Here are some of our favorite things to do in the Osa Peninsula of Costa Rica.
Corcovado National Park
The Osa Peninsula is home to the world famous Corcovado National Park. It encompasses the only remaining old growth wet forests on the Pacific coast of Central America, and 13 major ecosystems including lowland rain forest, highland cloud forest, jolillo palm forest, and mangrove swamps, as well as coastal marine and beach habitats in one relatively small area! Here you’ll find some of the most fascinating creatures on earth including scarlet macaws, bull sharks and tapirs.

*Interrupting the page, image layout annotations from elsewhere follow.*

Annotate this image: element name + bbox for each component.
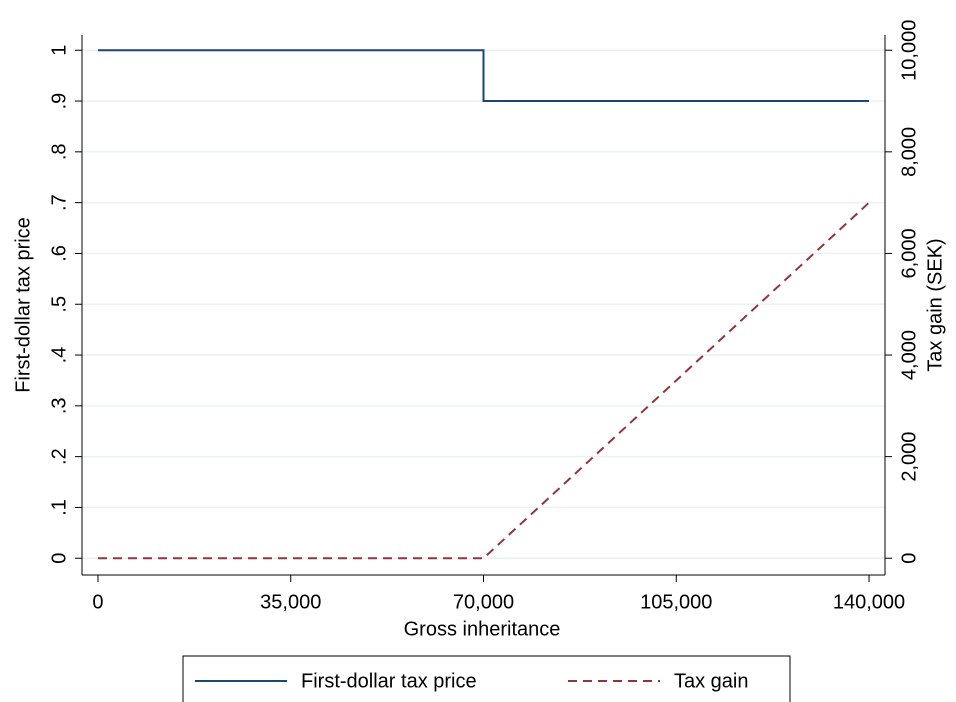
y-tick-label: .7: [48, 194, 70, 211]
x-tick-label: 0: [92, 591, 103, 613]
y-tick-label: .2: [48, 448, 70, 465]
y-axis-label: First-dollar tax price: [12, 217, 34, 393]
y2-tick-label: 8,000: [898, 127, 920, 177]
y-tick-label: .4: [48, 347, 70, 364]
y2-tick-label: 4,000: [898, 330, 920, 380]
y-tick-label: .3: [48, 397, 70, 414]
x-axis-label: Gross inheritance: [404, 618, 561, 640]
x-tick-label: 70,000: [453, 591, 514, 613]
y-tick-label: .6: [48, 245, 70, 262]
y2-tick-label: 6,000: [898, 228, 920, 278]
data-line: [97, 49, 870, 103]
data-line: [97, 201, 870, 560]
y2-tick-label: 0: [898, 553, 920, 564]
legend-label: First-dollar tax price: [301, 670, 477, 692]
y2-axis-label: Tax gain (SEK): [924, 238, 946, 371]
legend-label: Tax gain: [674, 670, 749, 692]
x-tick-label: 140,000: [833, 591, 905, 613]
y2-tick-label: 10,000: [898, 20, 920, 81]
x-tick-label: 35,000: [260, 591, 321, 613]
x-tick-label: 105,000: [640, 591, 712, 613]
y-tick-label: .9: [48, 93, 70, 110]
y2-tick-label: 2,000: [898, 432, 920, 482]
y-tick-label: 0: [48, 553, 70, 564]
y-tick-label: 1: [48, 45, 70, 56]
y-tick-label: .8: [48, 143, 70, 160]
y-tick-label: .5: [48, 296, 70, 313]
y-tick-label: .1: [48, 499, 70, 516]
legend-box: [182, 655, 791, 702]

In addition to viewing tons of wildlife, you can also explore deserted beaches, experiencing fabulous hiking, and check out unique marine life.
Visit An Organic Cacao Farm
One my family’s favorite experiences in Costa Rica was touring a working cacao plantation. We wandered through the secondary forest, where the cacao trees thrive, got our hands dirty opening the pods, and watching the smoky aroma of freshly roasting cacao beans. Of course, tasting the final result was also a highlight!

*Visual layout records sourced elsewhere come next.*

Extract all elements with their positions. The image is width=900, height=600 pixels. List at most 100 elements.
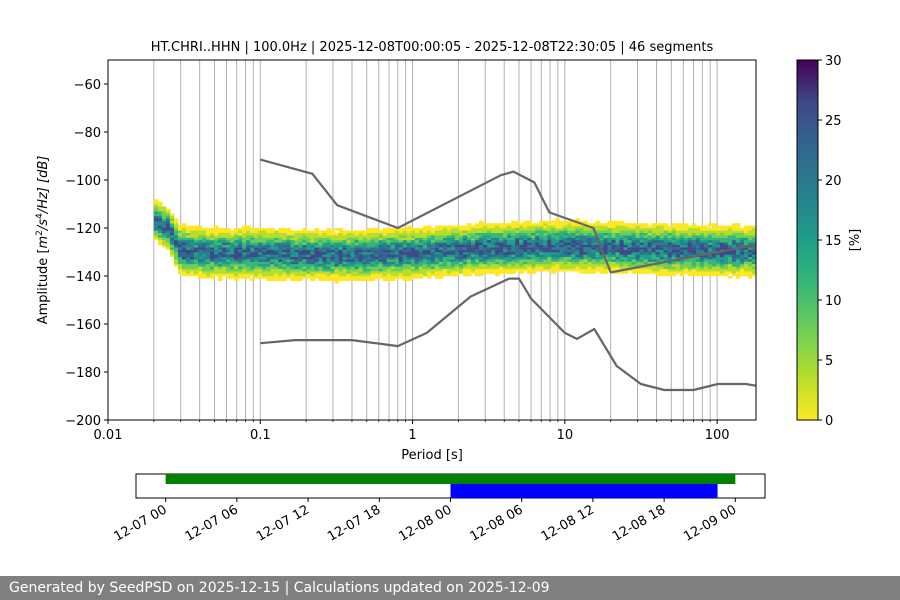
density-cell [314,252,320,255]
density-cell [430,256,436,260]
density-cell [334,247,340,250]
density-cell [474,271,480,274]
density-cell [491,261,496,265]
density-cell [491,254,496,257]
density-cell [466,249,472,253]
density-cell [539,220,544,224]
density-cell [683,252,689,255]
density-cell [683,271,689,274]
density-cell [559,254,564,257]
density-cell [214,232,219,236]
density-cell [470,252,476,255]
density-cell [607,232,613,236]
density-cell [479,259,484,262]
density-cell [306,268,312,272]
density-cell [735,228,741,231]
density-cell [350,244,356,248]
density-cell [679,252,685,255]
density-cell [583,256,588,260]
density-cell [575,237,580,241]
density-cell [294,242,299,245]
density-cell [282,235,287,238]
density-cell [234,254,239,257]
density-cell [234,276,239,279]
density-cell [181,240,187,243]
density-cell [747,254,753,257]
density-cell [667,232,673,236]
density-cell [583,244,588,248]
density-cell [623,232,629,236]
density-cell [206,242,211,245]
density-cell [382,256,388,260]
density-cell [583,261,588,265]
density-cell [438,266,444,269]
density-cell [539,223,544,226]
density-cell [330,240,336,243]
density-cell [695,247,701,250]
density-cell [535,225,540,229]
density-cell [551,223,556,226]
density-cell [442,244,448,248]
density-cell [346,237,352,241]
density-cell [422,261,428,265]
density-cell [414,249,420,253]
density-cell [326,268,332,272]
density-cell [551,247,556,250]
density-cell [495,235,500,238]
density-cell [727,237,733,241]
density-cell [675,244,681,248]
density-cell [390,228,396,231]
density-cell [699,232,705,236]
density-cell [410,273,416,277]
density-cell [197,252,203,255]
density-cell [667,252,673,255]
density-cell [454,259,460,262]
density-cell [222,247,227,250]
density-cell [374,230,380,233]
density-cell [278,228,283,231]
density-cell [266,230,271,233]
density-cell [422,259,428,262]
density-cell [575,228,580,231]
density-cell [575,232,580,236]
density-cell [326,259,332,262]
density-cell [599,252,605,255]
density-cell [434,261,440,265]
density-cell [487,244,492,248]
density-cell [607,254,613,257]
density-cell [282,247,287,250]
density-cell [623,228,629,231]
density-cell [177,261,183,265]
density-cell [591,252,597,255]
density-cell [202,235,207,238]
density-cell [374,228,380,231]
density-cell [278,254,283,257]
density-cell [747,249,753,253]
density-cell [735,266,741,269]
density-cell [747,273,753,277]
density-cell [735,225,741,229]
density-cell [479,242,484,245]
density-cell [611,240,617,243]
density-cell [663,232,669,236]
density-cell [266,259,271,262]
density-cell [161,230,167,233]
density-cell [193,273,199,277]
density-cell [559,256,564,260]
density-cell [751,242,756,245]
density-cell [173,259,179,262]
density-cell [262,247,267,250]
density-cell [719,266,725,269]
density-cell [262,235,267,238]
density-cell [362,240,368,243]
density-cell [675,230,681,233]
density-cell [503,240,508,243]
density-cell [466,252,472,255]
density-cell [398,264,404,267]
density-cell [173,230,179,233]
density-cell [226,230,231,233]
density-cell [242,232,247,236]
density-cell [515,230,520,233]
density-cell [382,271,388,274]
density-cell [294,240,299,243]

But aside from the tasty end result, cacao also holds historical importance in Costa Rica and the region. Before the Europeans arrived in the Americas on the hunt for gold, the region’s indigenous people used cacao as currency. The Incas, the Aztecs and Costa Rica’s Chorotega people all used cacao as currency over the years. For them, it was worth as much as gold!
Consider including a private tour of Finca Kobo, a local organic chocolate operation, while you’re in the Osa Peninsula for a unique, and educational, experience.
Dolphin and Whale Watching
The warm, crystal clear waters just off the Osa Peninsula are home to a variety of whale and dolphin species. Thanks to very little water traffic and warm water temperatures year round, it’s possible to see dolphins and other marine life almost any time of the year. More specifically, the Costa Rican Thermal Convection, or Dome, is a shallow warm current that lies above low oxygen and cold currents making the water swell up, creating the ideal ecosystem for the survival of marine wildlife and providing a never ending source of food for whales and dolphins.
Don’t miss the opportunity to view humpback, pilot and false killer whales, or spotted, bottlenose and spinner dolphins in the Osa Peninsula!